If you do a culinary tour of Britain properly, when you leave you will never again have patience for the ancient adage, “all British food is shit.” Though, if you spend any time in Britain, you will know without a doubt that for 99% of Britons and 99.9% of visitors, it is undoubtedly true.
I would like to finish this post by observing that reading Orwell truly is a joy – he is one of the great exponents of the English language in its purest and most powerful form. And I would like to add – imagine if Orwell were blogging now, what a wonderful contribution that would be to the internet.
fn1: haha. I wonder what his view on homosexuality was?

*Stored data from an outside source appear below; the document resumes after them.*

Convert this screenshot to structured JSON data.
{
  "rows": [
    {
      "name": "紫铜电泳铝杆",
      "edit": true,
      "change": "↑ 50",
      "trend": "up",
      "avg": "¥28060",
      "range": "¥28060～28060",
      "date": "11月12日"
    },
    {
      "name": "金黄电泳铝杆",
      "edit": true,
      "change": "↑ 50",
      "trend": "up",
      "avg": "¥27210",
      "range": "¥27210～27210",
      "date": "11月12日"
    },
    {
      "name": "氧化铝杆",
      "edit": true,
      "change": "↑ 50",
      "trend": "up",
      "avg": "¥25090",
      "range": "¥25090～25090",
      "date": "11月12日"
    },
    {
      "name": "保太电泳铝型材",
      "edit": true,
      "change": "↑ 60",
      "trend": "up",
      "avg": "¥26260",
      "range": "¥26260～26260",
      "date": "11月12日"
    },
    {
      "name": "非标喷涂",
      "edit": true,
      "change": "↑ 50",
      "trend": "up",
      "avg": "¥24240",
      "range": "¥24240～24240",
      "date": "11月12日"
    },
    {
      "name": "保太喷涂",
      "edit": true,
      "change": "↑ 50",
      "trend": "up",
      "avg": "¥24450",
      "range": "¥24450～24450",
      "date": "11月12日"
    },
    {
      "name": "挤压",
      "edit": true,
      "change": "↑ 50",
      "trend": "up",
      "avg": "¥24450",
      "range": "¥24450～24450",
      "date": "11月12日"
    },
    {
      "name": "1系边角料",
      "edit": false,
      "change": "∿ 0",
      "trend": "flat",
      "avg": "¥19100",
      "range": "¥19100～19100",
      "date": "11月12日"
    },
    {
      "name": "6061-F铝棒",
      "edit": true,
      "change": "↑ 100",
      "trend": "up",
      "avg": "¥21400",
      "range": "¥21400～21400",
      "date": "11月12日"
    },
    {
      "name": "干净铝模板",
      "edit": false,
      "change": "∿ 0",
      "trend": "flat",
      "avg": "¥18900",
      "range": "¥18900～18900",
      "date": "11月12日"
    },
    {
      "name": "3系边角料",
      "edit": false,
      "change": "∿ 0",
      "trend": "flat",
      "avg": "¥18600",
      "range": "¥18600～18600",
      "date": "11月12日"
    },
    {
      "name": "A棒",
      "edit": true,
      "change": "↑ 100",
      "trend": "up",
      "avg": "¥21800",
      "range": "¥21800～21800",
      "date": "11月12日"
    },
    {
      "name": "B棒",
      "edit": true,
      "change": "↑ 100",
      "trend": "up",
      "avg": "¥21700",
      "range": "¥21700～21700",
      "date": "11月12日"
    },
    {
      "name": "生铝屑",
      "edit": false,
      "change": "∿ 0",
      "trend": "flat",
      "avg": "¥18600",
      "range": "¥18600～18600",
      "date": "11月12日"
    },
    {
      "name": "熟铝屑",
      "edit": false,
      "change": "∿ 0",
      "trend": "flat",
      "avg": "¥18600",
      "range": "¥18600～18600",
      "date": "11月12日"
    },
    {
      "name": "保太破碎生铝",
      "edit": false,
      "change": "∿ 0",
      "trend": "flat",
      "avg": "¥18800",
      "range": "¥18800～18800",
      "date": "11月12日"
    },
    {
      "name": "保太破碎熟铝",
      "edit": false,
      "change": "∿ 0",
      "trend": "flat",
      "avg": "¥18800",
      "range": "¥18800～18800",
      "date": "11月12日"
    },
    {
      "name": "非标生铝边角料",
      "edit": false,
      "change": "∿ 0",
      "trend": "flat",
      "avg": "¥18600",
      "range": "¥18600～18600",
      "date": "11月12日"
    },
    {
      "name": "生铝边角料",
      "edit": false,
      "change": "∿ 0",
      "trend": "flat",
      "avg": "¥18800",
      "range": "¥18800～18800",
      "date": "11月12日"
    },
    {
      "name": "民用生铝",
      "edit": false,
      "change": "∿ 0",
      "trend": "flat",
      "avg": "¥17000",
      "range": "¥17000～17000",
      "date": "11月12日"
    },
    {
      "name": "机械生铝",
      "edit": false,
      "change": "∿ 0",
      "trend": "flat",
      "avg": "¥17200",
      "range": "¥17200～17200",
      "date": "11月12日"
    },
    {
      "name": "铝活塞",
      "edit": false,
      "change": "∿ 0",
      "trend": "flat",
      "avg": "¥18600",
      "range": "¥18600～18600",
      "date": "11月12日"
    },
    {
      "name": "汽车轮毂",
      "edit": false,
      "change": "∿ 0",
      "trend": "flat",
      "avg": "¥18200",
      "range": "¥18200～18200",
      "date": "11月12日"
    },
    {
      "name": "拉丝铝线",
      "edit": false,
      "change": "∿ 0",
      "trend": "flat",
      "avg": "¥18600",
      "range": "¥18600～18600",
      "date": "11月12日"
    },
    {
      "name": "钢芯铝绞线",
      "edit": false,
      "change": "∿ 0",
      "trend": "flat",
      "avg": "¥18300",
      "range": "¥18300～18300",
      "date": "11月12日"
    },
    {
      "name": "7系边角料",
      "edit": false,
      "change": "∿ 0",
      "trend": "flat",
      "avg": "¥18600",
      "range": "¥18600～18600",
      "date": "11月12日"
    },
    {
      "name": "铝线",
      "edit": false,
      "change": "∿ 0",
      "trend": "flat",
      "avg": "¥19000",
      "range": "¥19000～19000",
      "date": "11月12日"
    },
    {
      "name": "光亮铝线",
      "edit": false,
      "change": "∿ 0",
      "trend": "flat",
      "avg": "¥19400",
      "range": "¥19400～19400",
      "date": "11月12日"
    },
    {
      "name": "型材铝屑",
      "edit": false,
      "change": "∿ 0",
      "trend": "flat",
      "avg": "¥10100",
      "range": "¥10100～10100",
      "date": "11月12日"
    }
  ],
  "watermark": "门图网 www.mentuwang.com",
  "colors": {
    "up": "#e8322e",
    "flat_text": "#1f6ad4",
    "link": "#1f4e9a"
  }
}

fn2: Actually the most uniquely disgusting British food is my paternal grandmother’s pasta sauce, made entirely from one tin of tomatoes and one tin of steak and kidney
fn3: I once watched a Korean couple miss their stop because no one could figure out how to open the train door, so I will tell you this for nothing: the door handle of Great South Western Trains is on the outside, and even though there are big signs on the door telling you not to open the window and not to lean out of the window, this is in fact the only way to open the door. Also, when your ticket gives a seat number and a letter, ignore the letter. It is always A and it always means “airline.” This is the type of chair you will be sitting in while you travel in the train, except it doesn’t recline, doesn’t have a call button, doesn’t have a life jacket and doesn’t have an entertainment system so in fact is nothing at all like an airline seat. Only the number is relevant to where your chair is. It’s shit like this that makes foreigners understand why Britain lost its empire.